Notes and Reflections

Interesting Insights:
- The interpretation of the diffusion process as adding noise in a way that's easier to reverse than simply masking pixels (as in some autoregressive models).
- The idea that the model learns the "direction" of noise at each step of the diffusion process.
- The observation that a significant portion of the codelength is used to describe imperceptible image details.
Lessons Learned:
- Diffusion models are a powerful and promising approach to generative modeling.
- The connection to denoising score matching provides a valuable theoretical framework.
- Careful parameterization and objective design are crucial for achieving good results.
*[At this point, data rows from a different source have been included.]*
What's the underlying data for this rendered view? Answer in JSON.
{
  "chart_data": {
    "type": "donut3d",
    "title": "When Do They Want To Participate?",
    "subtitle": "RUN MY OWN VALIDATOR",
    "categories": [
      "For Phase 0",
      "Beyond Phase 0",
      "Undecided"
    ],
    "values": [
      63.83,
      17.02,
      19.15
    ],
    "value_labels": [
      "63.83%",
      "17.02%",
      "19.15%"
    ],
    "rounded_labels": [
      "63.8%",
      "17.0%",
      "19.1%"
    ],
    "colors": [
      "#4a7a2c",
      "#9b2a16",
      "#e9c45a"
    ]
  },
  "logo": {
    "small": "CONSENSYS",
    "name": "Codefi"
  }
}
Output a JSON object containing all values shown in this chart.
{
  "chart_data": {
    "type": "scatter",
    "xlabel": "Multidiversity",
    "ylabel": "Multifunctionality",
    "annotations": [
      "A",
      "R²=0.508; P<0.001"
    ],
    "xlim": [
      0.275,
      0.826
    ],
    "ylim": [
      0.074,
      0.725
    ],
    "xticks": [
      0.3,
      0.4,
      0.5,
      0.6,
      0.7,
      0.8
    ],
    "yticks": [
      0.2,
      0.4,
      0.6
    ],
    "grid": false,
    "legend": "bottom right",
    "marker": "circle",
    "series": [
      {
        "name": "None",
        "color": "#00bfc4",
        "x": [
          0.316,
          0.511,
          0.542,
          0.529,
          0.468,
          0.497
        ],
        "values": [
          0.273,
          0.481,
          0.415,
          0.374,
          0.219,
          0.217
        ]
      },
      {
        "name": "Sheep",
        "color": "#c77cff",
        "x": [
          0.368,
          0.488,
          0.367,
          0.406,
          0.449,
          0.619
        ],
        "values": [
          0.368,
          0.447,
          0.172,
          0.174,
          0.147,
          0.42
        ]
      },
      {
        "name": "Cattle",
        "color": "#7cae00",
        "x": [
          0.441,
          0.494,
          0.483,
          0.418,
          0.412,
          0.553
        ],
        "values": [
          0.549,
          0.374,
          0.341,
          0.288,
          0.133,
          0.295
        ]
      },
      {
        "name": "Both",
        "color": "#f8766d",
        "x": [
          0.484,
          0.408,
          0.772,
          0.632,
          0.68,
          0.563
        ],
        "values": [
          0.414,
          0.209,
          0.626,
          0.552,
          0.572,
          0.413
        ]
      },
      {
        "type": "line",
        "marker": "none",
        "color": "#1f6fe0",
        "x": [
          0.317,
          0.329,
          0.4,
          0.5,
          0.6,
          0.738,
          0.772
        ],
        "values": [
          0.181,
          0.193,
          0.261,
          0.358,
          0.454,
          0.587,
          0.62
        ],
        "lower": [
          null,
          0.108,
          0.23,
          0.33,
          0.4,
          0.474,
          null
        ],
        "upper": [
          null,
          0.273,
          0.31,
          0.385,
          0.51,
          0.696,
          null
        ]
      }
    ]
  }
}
- The mathematical details of diffusion models can be quite complex.
Future Directions:
- Further exploration of the mathematical derivations to gain a deeper understanding.
- Investigation of different model architectures and training strategies.
- Application of diffusion models to other data modalities.
- Exploration of the model's potential for lossy compression.
- Research into improving the model's log-likelihoods while maintaining high sample quality.